WBD Sports has tried to create a similarly playful, irreverent vibe on its NHL and MLB studio shows.

“I think one thing to understand about what the way we do it versus others is that we are not only focusing on satisfying the hardcore fan, one of the things that is a big filter for us is that we want to get the casual fan in. We want to get a more diverse audience,” Silberwasser says. “They’re not just talking about facts and figures and stuff that may be interesting only for the hardcore fan, but we want to make make it attractive, we want to make it entertaining. You know some of the moments on Inside the NBA become viral, not because they’re sports moments, but because they’re regular entertainment moments that are pretty cool. And they go outside of the sports world.”

Look no further than Barkley’s response to a “mystery box” on set last month.

But the studio shows still require those premium sports rights, and with the NBA rights set to come up for renewal talks later this year (with new deals to begin in 2025), it is something top of mind for execs at the company.

“The NBA is a an extremely important property for us, and we are a very important partner for the NBA as well. We have almost 40 years of relationship with the NBA,” Silberwasser says. “It’s also what we do beneath the surface, right? It’s the way we produce those games. It’s what we have with our talent.”

“You know, we want to do a deal and hopefully it’s a very responsible and financially attractive deal for both us and for them,” he adds.

Zaslav, speaking on his company’s earnings call, told analysts that the company would be “disciplined” but that he hoped they’d be able to cut a deal, adding that “there is lots of ways that could be re-conjugated,” suggesting some flexibility on the number of games or other sticking points.

But when it comes to sports with favorable economics, it’s hard to top The Match. WBD Sports’ golf brand, which pits athletes and celebrities teeing off against one another, is fully owned by the company.

The latest installment (branded as Capital One’s The Match) will see Kansas City Chiefs stars Patrick Mahomes and Travis Kelce take on the Golden State Warriors’ Steph Curry and Klay Thompson.

“It is in our DNA, our way of taking something that is you know, a premier premium sport and making it fun and relevant and maybe even more attractive than just regular golfing,” Silberwasser says.

Steinlauf recalled how his team quickly turned around to sell the December 2022 installment of The Match, which featured golfers Tiger Woods, Rory McIlroy, Justin Thomas and Jordan Spieth.

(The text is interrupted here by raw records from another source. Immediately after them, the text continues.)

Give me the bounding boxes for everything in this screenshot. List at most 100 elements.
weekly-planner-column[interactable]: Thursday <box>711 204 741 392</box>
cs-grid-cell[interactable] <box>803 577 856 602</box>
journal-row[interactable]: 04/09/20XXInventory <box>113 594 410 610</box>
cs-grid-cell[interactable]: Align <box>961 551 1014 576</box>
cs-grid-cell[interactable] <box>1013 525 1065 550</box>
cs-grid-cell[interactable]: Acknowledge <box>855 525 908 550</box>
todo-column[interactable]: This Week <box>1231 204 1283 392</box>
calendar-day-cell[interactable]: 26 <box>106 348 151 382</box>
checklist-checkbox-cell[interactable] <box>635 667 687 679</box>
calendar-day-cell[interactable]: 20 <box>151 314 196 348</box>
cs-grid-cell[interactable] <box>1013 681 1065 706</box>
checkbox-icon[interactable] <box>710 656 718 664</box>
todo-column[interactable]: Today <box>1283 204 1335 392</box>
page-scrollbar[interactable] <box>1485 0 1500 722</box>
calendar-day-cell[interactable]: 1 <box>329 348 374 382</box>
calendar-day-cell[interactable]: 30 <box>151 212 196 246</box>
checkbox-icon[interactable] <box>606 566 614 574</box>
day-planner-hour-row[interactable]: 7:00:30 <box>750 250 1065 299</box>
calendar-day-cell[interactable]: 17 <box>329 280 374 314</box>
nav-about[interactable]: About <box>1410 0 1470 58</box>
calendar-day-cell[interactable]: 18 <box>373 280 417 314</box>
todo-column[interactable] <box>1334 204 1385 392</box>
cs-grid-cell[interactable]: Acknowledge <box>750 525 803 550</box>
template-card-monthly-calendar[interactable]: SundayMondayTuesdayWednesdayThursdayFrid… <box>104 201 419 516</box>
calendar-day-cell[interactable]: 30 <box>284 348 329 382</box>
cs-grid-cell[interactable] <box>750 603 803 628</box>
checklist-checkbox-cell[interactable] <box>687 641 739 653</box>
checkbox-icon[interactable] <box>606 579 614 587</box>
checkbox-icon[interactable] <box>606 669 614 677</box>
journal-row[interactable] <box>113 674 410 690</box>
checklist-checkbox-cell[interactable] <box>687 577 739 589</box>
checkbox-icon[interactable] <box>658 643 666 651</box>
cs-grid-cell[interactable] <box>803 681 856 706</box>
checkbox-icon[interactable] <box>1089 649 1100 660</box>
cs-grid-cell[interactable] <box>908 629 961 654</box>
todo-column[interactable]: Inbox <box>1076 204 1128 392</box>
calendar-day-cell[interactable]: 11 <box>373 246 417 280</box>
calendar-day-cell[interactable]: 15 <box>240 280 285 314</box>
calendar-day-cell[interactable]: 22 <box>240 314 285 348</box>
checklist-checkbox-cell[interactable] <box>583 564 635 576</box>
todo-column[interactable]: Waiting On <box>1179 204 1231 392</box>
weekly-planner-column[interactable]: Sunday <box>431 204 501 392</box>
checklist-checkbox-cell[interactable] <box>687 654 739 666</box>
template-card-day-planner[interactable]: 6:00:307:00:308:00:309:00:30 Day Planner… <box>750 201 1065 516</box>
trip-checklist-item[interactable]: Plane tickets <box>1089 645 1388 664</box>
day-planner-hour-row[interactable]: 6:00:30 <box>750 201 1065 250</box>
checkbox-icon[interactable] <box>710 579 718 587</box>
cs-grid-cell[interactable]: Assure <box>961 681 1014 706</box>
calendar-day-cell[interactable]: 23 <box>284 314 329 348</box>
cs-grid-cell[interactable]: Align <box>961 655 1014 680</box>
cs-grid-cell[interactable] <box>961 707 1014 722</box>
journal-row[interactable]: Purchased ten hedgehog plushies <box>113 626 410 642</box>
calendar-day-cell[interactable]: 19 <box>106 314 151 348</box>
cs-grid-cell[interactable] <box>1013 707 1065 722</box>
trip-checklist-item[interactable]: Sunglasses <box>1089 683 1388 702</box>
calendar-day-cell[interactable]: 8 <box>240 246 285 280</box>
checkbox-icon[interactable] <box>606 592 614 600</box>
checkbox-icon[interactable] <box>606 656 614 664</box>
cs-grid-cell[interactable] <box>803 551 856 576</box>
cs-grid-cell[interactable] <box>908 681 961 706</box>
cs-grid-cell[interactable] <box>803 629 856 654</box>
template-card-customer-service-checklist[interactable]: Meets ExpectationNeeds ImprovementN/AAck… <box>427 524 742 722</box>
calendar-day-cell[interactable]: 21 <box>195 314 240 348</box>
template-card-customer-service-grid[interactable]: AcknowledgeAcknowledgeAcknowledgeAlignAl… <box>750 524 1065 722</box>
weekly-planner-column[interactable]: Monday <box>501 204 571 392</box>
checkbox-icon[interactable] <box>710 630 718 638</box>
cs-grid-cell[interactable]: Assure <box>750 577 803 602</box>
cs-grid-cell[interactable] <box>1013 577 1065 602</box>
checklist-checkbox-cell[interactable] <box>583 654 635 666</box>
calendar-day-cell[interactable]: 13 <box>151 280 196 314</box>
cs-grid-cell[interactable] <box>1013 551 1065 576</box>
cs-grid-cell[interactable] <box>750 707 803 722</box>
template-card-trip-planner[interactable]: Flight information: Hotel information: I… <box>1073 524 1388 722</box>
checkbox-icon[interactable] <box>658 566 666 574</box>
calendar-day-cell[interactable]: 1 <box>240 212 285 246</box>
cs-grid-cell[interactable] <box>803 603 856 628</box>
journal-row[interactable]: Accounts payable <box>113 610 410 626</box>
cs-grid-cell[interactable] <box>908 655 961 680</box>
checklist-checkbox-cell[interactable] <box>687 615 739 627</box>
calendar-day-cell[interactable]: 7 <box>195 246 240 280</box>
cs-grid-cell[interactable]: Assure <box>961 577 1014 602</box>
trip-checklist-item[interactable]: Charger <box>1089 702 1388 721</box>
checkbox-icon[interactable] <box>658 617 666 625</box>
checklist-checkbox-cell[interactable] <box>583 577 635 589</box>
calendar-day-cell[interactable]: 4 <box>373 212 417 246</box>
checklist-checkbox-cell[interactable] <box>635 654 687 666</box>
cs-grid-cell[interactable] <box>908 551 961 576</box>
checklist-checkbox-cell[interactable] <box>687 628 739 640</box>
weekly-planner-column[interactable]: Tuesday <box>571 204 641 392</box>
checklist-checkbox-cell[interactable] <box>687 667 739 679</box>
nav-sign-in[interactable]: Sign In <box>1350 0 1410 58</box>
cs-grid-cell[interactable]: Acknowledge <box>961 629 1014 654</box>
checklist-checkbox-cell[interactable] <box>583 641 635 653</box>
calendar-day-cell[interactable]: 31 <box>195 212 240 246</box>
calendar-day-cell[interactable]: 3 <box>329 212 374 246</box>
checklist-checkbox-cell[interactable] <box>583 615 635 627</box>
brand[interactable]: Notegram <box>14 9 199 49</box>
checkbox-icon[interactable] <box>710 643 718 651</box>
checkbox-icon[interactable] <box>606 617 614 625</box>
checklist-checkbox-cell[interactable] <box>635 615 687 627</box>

“December 2022 was a difficult market, a crowded sports market, but our salespeople in literally lightning speed, like three weeks, I think we brought in 10 different sponsors, that’s how how well it did,” Steinlauf says. “And a lot of the sponsors were affiliated with the golfers and a lot of the sponsors brought their key customers down to Fort Myers to be able to rub elbows with a lot of golf royalty.”

2023 is still a tough year for the ad business, and it remains hard to predict. But when media buyers sit down inside the Theater at Madison Square Garden May 17, they should be prepared for plenty of crowing about the live sports they’ll be able to buy into. And some lifestyle fare and news too.

“We love our hand,” Steinlauf says. “Sports, streaming, CNN going into an election year, HGTV, food, Discovery, TLC, Oprah, Magnolia, these great lifestyle brands.”

“It’s incumbent upon us to be able to present this audience and these brands in the most powerful way possible to the advertiser, and that’s what our plan is for this upfront,” he adds.